Open pckroon opened 5 years ago
This is not possible by definition because, as you say, what does it mean to provide data to an intermediate variable? They are defined by the fact that they are obtained by calculation, not from data directly.
If it not done already, this should perhaps be stated clearly in the documentation, as well as a test based on your example to make sure this is not changed in the future. Possibly this exception could be replaced by a custom one which helps the user understand the problem better.

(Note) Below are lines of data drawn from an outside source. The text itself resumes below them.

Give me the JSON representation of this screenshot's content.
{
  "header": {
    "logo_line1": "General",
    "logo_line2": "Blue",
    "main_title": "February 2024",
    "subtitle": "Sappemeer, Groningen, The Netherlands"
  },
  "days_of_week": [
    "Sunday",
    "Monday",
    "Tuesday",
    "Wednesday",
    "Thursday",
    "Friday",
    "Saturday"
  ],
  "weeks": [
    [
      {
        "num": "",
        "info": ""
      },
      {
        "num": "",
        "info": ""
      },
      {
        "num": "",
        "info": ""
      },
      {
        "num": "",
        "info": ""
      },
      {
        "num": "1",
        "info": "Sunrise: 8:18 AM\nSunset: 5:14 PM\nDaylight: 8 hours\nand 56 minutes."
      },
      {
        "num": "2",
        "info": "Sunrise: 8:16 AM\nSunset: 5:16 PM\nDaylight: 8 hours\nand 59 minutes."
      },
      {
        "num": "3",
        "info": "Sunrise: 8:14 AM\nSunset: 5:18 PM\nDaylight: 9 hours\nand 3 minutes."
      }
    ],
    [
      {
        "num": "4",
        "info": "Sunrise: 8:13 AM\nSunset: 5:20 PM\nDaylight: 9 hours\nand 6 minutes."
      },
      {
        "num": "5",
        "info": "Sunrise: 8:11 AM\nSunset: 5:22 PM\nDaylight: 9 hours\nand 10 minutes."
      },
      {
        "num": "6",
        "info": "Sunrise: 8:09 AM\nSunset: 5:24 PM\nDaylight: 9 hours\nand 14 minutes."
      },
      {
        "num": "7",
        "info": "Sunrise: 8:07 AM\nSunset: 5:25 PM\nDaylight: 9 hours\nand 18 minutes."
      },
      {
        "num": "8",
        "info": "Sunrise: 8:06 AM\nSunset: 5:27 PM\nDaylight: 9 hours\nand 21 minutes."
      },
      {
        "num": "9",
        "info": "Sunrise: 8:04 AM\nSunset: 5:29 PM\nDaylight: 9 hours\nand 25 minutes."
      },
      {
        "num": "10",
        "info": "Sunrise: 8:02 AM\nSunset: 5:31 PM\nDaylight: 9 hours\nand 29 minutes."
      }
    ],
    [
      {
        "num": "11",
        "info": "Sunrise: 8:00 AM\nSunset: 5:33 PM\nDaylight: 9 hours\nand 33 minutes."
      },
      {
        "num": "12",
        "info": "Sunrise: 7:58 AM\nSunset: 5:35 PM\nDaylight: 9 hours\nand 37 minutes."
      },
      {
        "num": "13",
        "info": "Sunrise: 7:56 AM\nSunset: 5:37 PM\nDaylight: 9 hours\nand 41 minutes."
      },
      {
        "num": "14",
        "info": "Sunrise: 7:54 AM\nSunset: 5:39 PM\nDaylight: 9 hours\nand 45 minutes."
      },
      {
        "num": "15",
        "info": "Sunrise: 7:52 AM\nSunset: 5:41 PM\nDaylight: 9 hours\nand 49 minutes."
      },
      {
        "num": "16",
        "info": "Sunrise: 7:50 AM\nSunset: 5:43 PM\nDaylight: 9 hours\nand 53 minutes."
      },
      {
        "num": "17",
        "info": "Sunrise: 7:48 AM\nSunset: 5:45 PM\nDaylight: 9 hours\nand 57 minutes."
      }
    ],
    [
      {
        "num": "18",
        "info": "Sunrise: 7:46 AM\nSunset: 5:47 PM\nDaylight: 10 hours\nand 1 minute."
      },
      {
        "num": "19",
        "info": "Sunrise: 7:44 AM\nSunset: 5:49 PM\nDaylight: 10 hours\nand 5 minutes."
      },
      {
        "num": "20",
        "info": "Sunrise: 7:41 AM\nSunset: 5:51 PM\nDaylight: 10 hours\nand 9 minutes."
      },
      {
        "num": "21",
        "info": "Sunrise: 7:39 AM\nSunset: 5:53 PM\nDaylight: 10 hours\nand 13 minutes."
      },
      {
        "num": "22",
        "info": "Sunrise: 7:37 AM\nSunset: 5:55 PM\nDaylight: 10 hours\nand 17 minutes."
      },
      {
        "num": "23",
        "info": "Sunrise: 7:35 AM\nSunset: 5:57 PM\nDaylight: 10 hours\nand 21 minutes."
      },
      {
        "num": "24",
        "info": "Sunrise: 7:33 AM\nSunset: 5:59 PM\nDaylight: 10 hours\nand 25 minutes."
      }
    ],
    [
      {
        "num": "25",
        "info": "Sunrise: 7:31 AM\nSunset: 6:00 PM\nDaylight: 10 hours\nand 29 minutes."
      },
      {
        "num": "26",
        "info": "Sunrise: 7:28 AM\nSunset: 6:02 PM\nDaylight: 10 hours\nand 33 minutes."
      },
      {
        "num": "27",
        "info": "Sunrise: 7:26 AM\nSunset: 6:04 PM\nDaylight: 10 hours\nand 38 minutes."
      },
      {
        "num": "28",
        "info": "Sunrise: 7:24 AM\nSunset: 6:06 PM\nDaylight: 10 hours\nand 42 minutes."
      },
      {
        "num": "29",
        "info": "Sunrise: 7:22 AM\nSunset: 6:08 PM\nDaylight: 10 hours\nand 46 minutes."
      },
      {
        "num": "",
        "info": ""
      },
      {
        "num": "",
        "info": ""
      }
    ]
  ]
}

I think there are experiments fitting the model: {y1: f(x; a), y2: g(y1, z; b)}
where both y1
and y2
can be measured.
I don't have explicit examples of course, since that would be convenient.
I think I have even done fit's like that myself, but then the role of y1
in those equations is not exactly the same. Because I take it that here you both want to fit y1: f(x; a)
using data, while simultaneously using the calculated y1
in y2: g(y1, z; b)
?
It is always possible to introduce an extra variable to get around this:
{y1_calc: f(x; a), y1: y1_calc, y2: g(y1_calc, z; b)}
This model will have both y1
and y2
as dependent variables again.
Yes. I'm looking for parameters a and b. Maybe the example is more interesting when b = a: {y1: f(x; a), y2: g(y1, z; a)}
.
Having to create a dummy variable to appease the software grates at me though, especially since I managed to measure both y1 and y2 in the lab.
I personally don't see that as a problem, because explicit is better than implicit. The problem with allowing data for interdependent variables would be that in your last example,
model_dict = {y1: f(x; a), y2: g(y1, z; a)}
fit = Fit(model_dict, y1=y1data, y2=y2data)
Would do something quite different from
model_dict = {y1: f(x; a), y2: g(y1, z; a)}
fit = Fit(model_dict, y2=y2data)
but both would run without error. I think that could cause some very frustrating bugs. I'd much rather see that the first just throws an error, so people can debug more effectively.
Put differently, the interdependent variables are not end nodes of the graph, so you cant touch them.
Whatever decision we go for, this needs to be in the documentation with big flashy letters (like the rest). I don't even really mind your examples doing different things, the input is different was well, after all. Garbage in == garbage out. More interesting, if we take the following examples, what would the objectives be?
model = Model({y1: f(x1; a), y2: g(x2, y1; b)}
fit1 = Fit(model, x1=x1_data, x2=x2_data, y1=y1_data, y2=y2_data) # 1
fit2 = Fit(model, x1=x1_data, x2=x2_data, y1=y1_data) # 2
fit3 = Fit(model, x1=x1_data, x2=x2_data, y2=y2_data) # 3
fit4 = Fit(model, x1=x1_data, x2=x2_data) # 4
fit1 would be a least squares, and fit4 a minimization of y2
(?).
I feel like fit3 should also be a least squares. I'm not sure what fit2 should be; probably an error since it's neither a minimization, nor an actual fit.
I'm working on creating some sadistic testcases for symfit, and I came across the following. Obviously this is a toy example, but that's besides the point.
In this case Y1 is an interdependent variable. and I cannot provide data for it. What does it mean to provide data for interdependent variables? Is there a fundamental reason it's not possible? The only one I can come up with is the errors become weird, and that because of that the least squares can no longer be evaluated.